Show that the product of all group elements is $e$ or $u$ if $G$ has exactly one involution $u$

Question

Let $G$ be an finite abelian group, define $s= \Pi_{g\in G} g$, show that $s = e$ unless $G$ has exactly one involution $u$, in this case $s=u$.

I have the start of a proof, but I get stuck at a point.

Proof

Write $G$ as $G = \{e\} \cup I \cup \{g_1, g_1^{-1}, \ldots, g_n, g_n^{-1}\}$ where $I$ is a set of the all the groups involutions.

Since $G$ is abelian $\Pi_{g\in \{g_1, g_1^{-1}, \ldots\}} g = e$ we just need to examine $\Pi_{u\in I} u$

Now:

• If $|I|=0$ then the theorem holds,
• If $|I| = 1$ then $I=\{u\}$ and $s= u$, the theorem holds

• If $|I| = 2$, requires closer examination:

  Let $I = \{u_1,u_2\}$ be the set of all involutions (not equal to $e$), then $u_1u_2$ is also an involution (since $G$ is abelian).

  If $u_1u_2 =e$ then $u_1=u_2$, contradiction, if $u_1u_2 = u_1$ then $u_2=e$, contradiction. $u_1 u_2=u_2$ results in the same contradiction.

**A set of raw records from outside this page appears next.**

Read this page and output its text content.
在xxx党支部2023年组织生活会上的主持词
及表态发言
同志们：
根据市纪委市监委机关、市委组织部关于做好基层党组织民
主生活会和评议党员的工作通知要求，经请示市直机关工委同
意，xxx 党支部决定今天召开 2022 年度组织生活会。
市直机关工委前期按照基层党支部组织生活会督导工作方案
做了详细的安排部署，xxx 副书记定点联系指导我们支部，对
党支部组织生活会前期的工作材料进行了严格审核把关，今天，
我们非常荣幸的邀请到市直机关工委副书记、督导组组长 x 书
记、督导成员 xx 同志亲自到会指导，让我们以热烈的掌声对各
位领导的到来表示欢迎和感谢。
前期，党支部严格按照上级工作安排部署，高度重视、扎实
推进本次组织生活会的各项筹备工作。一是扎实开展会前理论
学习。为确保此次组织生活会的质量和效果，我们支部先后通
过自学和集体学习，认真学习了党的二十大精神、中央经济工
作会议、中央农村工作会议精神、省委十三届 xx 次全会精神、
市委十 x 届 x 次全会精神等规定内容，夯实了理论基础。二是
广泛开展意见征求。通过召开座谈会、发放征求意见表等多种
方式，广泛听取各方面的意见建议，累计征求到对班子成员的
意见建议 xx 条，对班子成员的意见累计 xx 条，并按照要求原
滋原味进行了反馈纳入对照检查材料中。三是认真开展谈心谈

This means that the case $|I|=2$ is not possible.

• the case $|I|=3$ is possible, let $I = \{u_1,u_2,u_3\}$ then it's easy to prove $u_3 = u_1u_2$. The theorem holds.

How should I continue? I've tried splitting $I$ as

$$I=\{u_i: u_i \not = u_ju_k (\text{for a certain }j\not = k)\} \cup \{u_i = u_ju_k (\text{for a certain} j \not = k)\}$$ but I still get stuck.

Also the case $|I|= 4$ seems contradictory once again..

Answer 1

Let $I = \{ u_1 , \cdots, u_n \}$ and assume $n > 2$. Note that $I$ is a subgroup.

Now we construct a set $S_n$ by the following inductive procedure: Let $S_1 = \{ u_1 \}$ and $S_2 = S_1 \cup \{ u_2 \}$. Now let $k \in \{3, \cdots, n\}$. If $u_k$ can be written as a product of elements in $S_{k-1}$, let $S_k := S_{k-1}$. Otherwise, $S_k := S_{k-1} \cup \{ u_k \}$.

Thus, $S_n$ is a generating set of $I$. (I'm renaming it $S$ for now on.) Let $S = \{ s_1, \cdots, s_m \}$. A key fact about $S$ is that it guarantees unique representations. Suppose $I_1, I_2 \subseteq \{ 1, \cdots, m \}$ are two nonempty sets of indicies such that

$$ \prod_{i \in I_1} s_i = \prod_{j \in I_2} s_j $$

or, because the $s_i$ are involutions,

$$ \prod_{i \in I_1} s_i \prod_{j \in I_2} s_j = e.$$

By the construction of $S$, this implies $I_1 = I_2$.

Thus, every index set $I \subseteq \{ 1, \cdots, m \}$ corresponds to a unique element $\prod_{i \in I} s_i$. So $2^m = n$.

---

Now we can complete the proof. You already covered the cases $|I| = 1$ and $|I| = 2$.

If $|I| > 2$, then $|I| = 2^m$ for some $m \geq 2$. Let $S = \{ s_1, \cdots, s_m \}$ be the generating set of $I$ again. Consider the product

$$ \prod_{u \in I} u = \prod_{I \subseteq \{1, \cdots, m \} } (\prod_{i\in I} s_i ). $$

On the right hand side, each $s_i$ appears $2^{m-1}$ times. This is because there are $2^m$ subsets of $\{ 1, \cdots, m\}$, and exactly half contain $s_i$. Since $m \geq 2$, $2^{m-1}$ is even. So the $s_i$ terms all cancel out, and the product is $e$.